In a cubicle in the junior officers’ bunkroom (an area the senior officers referred to as “Boys’ Town”), Armstrong and Cheshire slept right across the aisle from each other, on lower bunks. The two men—the squadron’s youngest member and the other the squadron’s oldest junior officer—became close friends. “In the combat environment,” Neil explains, “you welcome lighthearted conversation that takes your mind away from the realities of the war around you. But we also talked a great deal about the serious side of life: philosophy, theology, history, et cetera. Chet was a very thoughtful person, and I learned a great deal from listening to his perspectives on those issues.” Both Neil and Cheshire also spent time reading books. In the evenings, Cheshire often read out loud while the others, in the words of Hal Schwan, “would sit around and listen almost like a bunch of little kids.” In the first weeks of January 1952, Chet was well into a reading of The Caine Mutiny, a recent bestseller by novelist Herman Wouk.

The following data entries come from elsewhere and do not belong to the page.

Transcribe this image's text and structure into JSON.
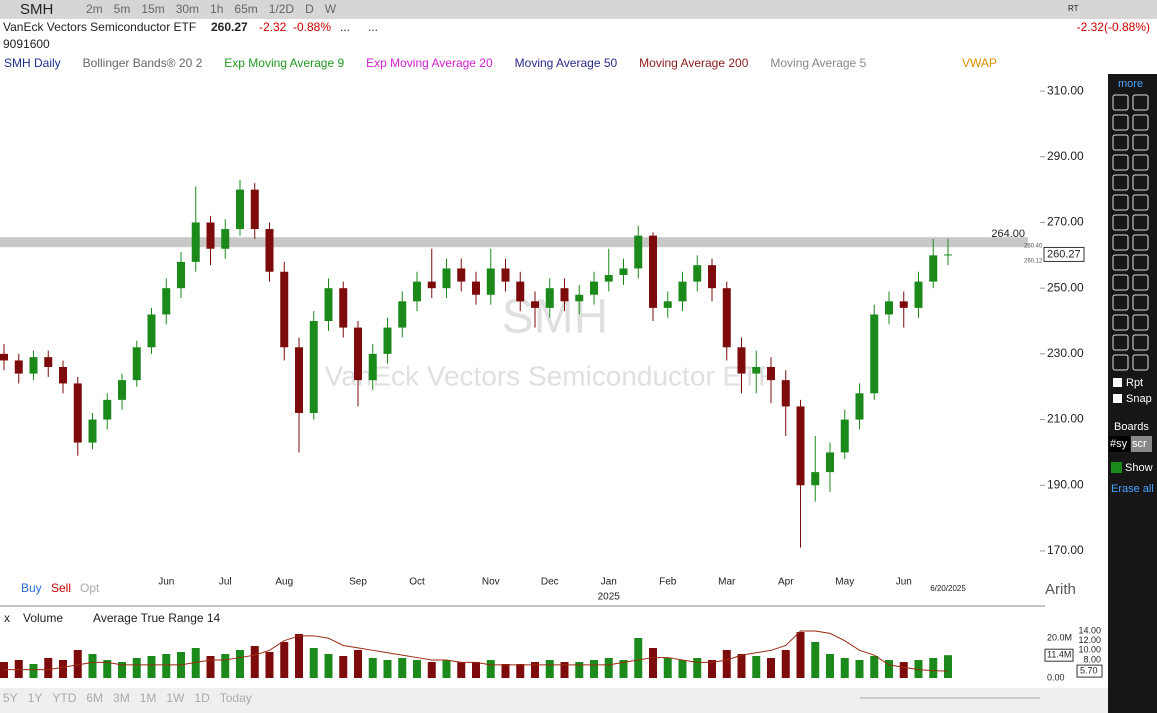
{
  "toolbar": {
    "symbol": "SMH",
    "intervals": [
      "2m",
      "5m",
      "15m",
      "30m",
      "1h",
      "65m",
      "1/2D",
      "D",
      "W"
    ],
    "badge": "RT"
  },
  "quote": {
    "name": "VanEck Vectors Semiconductor ETF",
    "last": "260.27",
    "change": "-2.32",
    "change_pct": "-0.88%",
    "more": [
      "...",
      "..."
    ],
    "volume": "9091600",
    "summary": "-2.32(-0.88%)"
  },
  "indicators": [
    {
      "name": "SMH Daily",
      "color": "#1c2f8c"
    },
    {
      "name": "Bollinger Bands® 20 2",
      "color": "#666666"
    },
    {
      "name": "Exp Moving Average 9",
      "color": "#1f9a1f"
    },
    {
      "name": "Exp Moving Average 20",
      "color": "#d21fd2"
    },
    {
      "name": "Moving Average 50",
      "color": "#2a2a8a"
    },
    {
      "name": "Moving Average 200",
      "color": "#8b1a1a"
    },
    {
      "name": "Moving Average 5",
      "color": "#888888"
    },
    {
      "name": "VWAP",
      "color": "#e08a00"
    }
  ],
  "chart_data": {
    "type": "candlestick",
    "watermark": [
      "SMH",
      "VanEck Vectors Semiconductor ETF"
    ],
    "categories": [
      null,
      null,
      null,
      null,
      null,
      null,
      null,
      null,
      null,
      null,
      null,
      "Jun",
      null,
      null,
      null,
      "Jul",
      null,
      null,
      null,
      "Aug",
      null,
      null,
      null,
      null,
      "Sep",
      null,
      null,
      null,
      "Oct",
      null,
      null,
      null,
      null,
      "Nov",
      null,
      null,
      null,
      "Dec",
      null,
      null,
      null,
      "Jan",
      null,
      null,
      null,
      "Feb",
      null,
      null,
      null,
      "Mar",
      null,
      null,
      null,
      "Apr",
      null,
      null,
      null,
      "May",
      null,
      null,
      null,
      "Jun",
      null,
      null,
      null
    ],
    "open": [
      230,
      228,
      224,
      229,
      226,
      221,
      203,
      210,
      216,
      222,
      232,
      242,
      250,
      258,
      270,
      262,
      268,
      280,
      268,
      255,
      232,
      212,
      240,
      250,
      238,
      222,
      230,
      238,
      246,
      252,
      250,
      256,
      252,
      248,
      256,
      252,
      246,
      244,
      250,
      246,
      248,
      252,
      254,
      256,
      266,
      244,
      246,
      252,
      257,
      250,
      232,
      224,
      226,
      222,
      214,
      190,
      194,
      200,
      210,
      218,
      242,
      246,
      244,
      252,
      260
    ],
    "high": [
      233,
      230,
      231,
      231,
      228,
      223,
      212,
      218,
      224,
      234,
      244,
      253,
      261,
      281,
      272,
      271,
      283,
      282,
      270,
      258,
      235,
      243,
      253,
      252,
      240,
      233,
      241,
      249,
      255,
      262,
      259,
      259,
      255,
      262,
      259,
      255,
      249,
      253,
      253,
      251,
      255,
      262,
      259,
      269,
      267,
      249,
      255,
      260,
      259,
      252,
      235,
      231,
      229,
      225,
      216,
      205,
      203,
      213,
      221,
      245,
      249,
      249,
      255,
      265,
      265
    ],
    "low": [
      225,
      221,
      222,
      223,
      218,
      199,
      201,
      207,
      213,
      220,
      230,
      239,
      247,
      255,
      257,
      259,
      266,
      265,
      252,
      228,
      200,
      210,
      237,
      235,
      214,
      219,
      227,
      235,
      243,
      247,
      247,
      249,
      245,
      245,
      249,
      243,
      238,
      241,
      243,
      242,
      245,
      249,
      251,
      253,
      240,
      241,
      243,
      249,
      246,
      228,
      218,
      218,
      215,
      205,
      171,
      185,
      188,
      198,
      207,
      216,
      239,
      238,
      241,
      250,
      257
    ],
    "close": [
      228,
      224,
      229,
      226,
      221,
      203,
      210,
      216,
      222,
      232,
      242,
      250,
      258,
      270,
      262,
      268,
      280,
      268,
      255,
      232,
      212,
      240,
      250,
      238,
      222,
      230,
      238,
      246,
      252,
      250,
      256,
      252,
      248,
      256,
      252,
      246,
      244,
      250,
      246,
      248,
      252,
      254,
      256,
      266,
      244,
      246,
      252,
      257,
      250,
      232,
      224,
      226,
      222,
      214,
      190,
      194,
      200,
      210,
      218,
      242,
      246,
      244,
      252,
      260,
      260.27
    ],
    "up_color": "#1b8a1b",
    "down_color": "#7d0b0b",
    "ylim": [
      164.2,
      314.9
    ],
    "yticks": [
      {
        "value": 310,
        "label": "310.00"
      },
      {
        "value": 290,
        "label": "290.00"
      },
      {
        "value": 270,
        "label": "270.00"
      },
      {
        "value": 250,
        "label": "250.00"
      },
      {
        "value": 230,
        "label": "230.00"
      },
      {
        "value": 210,
        "label": "210.00"
      },
      {
        "value": 190,
        "label": "190.00"
      },
      {
        "value": 170,
        "label": "170.00"
      }
    ],
    "level": {
      "value": 264,
      "label": "264.00"
    },
    "last_tag": {
      "value": 260.27,
      "label": "260.27"
    },
    "bid_ask": [
      {
        "value": 260.4,
        "label": "260.40"
      },
      {
        "value": 260.12,
        "label": "260.12"
      }
    ],
    "year_label": "2025",
    "date_label": "6/20/2025",
    "scale_mode": "Arith"
  },
  "trade_buttons": [
    "Buy",
    "Sell",
    "Opt"
  ],
  "lower_pane": {
    "close": "x",
    "titles": [
      "Volume",
      "Average True Range 14"
    ],
    "volume": [
      8,
      9,
      7,
      10,
      9,
      14,
      12,
      9,
      8,
      10,
      11,
      12,
      13,
      15,
      11,
      12,
      14,
      16,
      13,
      18,
      22,
      15,
      12,
      11,
      14,
      10,
      9,
      10,
      9,
      8,
      9,
      8,
      8,
      9,
      7,
      7,
      8,
      9,
      8,
      8,
      9,
      10,
      9,
      20,
      15,
      10,
      9,
      10,
      9,
      14,
      12,
      11,
      10,
      14,
      23,
      18,
      12,
      10,
      9,
      11,
      9,
      8,
      9,
      10,
      11.4
    ],
    "volume_ylim": [
      0,
      26
    ],
    "volume_ticks": [
      {
        "value": 20,
        "label": "20.0M"
      },
      {
        "value": 0,
        "label": "0.00"
      }
    ],
    "volume_tag": {
      "value": 11.4,
      "label": "11.4M"
    },
    "atr": [
      6,
      6,
      6,
      6,
      6.5,
      7,
      7.5,
      7.5,
      7,
      7,
      7,
      7,
      7,
      7.5,
      8,
      8,
      8.5,
      9,
      10,
      12,
      13,
      13,
      12.5,
      11,
      10.5,
      10,
      9.5,
      9,
      8.5,
      8,
      8,
      7.5,
      7.5,
      7,
      7,
      7,
      7,
      7,
      7,
      7,
      7,
      7,
      7.5,
      8,
      8.5,
      8.5,
      8,
      7.5,
      7.5,
      8,
      9,
      9.5,
      10,
      11,
      14,
      14,
      13.5,
      12,
      10,
      9,
      7,
      6.5,
      6,
      5.8,
      5.7
    ],
    "atr_color": "#9a2a10",
    "atr_ylim": [
      3.86,
      15.03
    ],
    "atr_ticks": [
      {
        "value": 14,
        "label": "14.00"
      },
      {
        "value": 12,
        "label": "12.00"
      },
      {
        "value": 10,
        "label": "10.00"
      },
      {
        "value": 8,
        "label": "8.00"
      }
    ],
    "atr_tag": {
      "value": 5.7,
      "label": "5.70"
    }
  },
  "ranges": [
    "5Y",
    "1Y",
    "YTD",
    "6M",
    "3M",
    "1M",
    "1W",
    "1D",
    "Today"
  ],
  "sidebar": {
    "more": "more",
    "toggles": [
      "Rpt",
      "Snap"
    ],
    "boards": "Boards",
    "tabs": [
      "#sy",
      "scr"
    ],
    "show": "Show",
    "erase": "Erase all"
  }
}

On Saturday, January 26, 1951, Mackey’s division was making its second run on a camouflaged train sitting in the Kowan area, just adjacent to Wonsan Bay, when Cheshire’s plane was hit by AA. According to Ken Kramer, Cheshire’s wingman, “We were in a racetrack pattern, which allowed us to keep each other in sight while we made individual dives on the target. Chet had just completed his dive and I was rolling into my dive behind him when he got hit.” At that instant, Cheshire radioed urgently to Mackey, “Wam, I’m hit, and I’m hit bad!”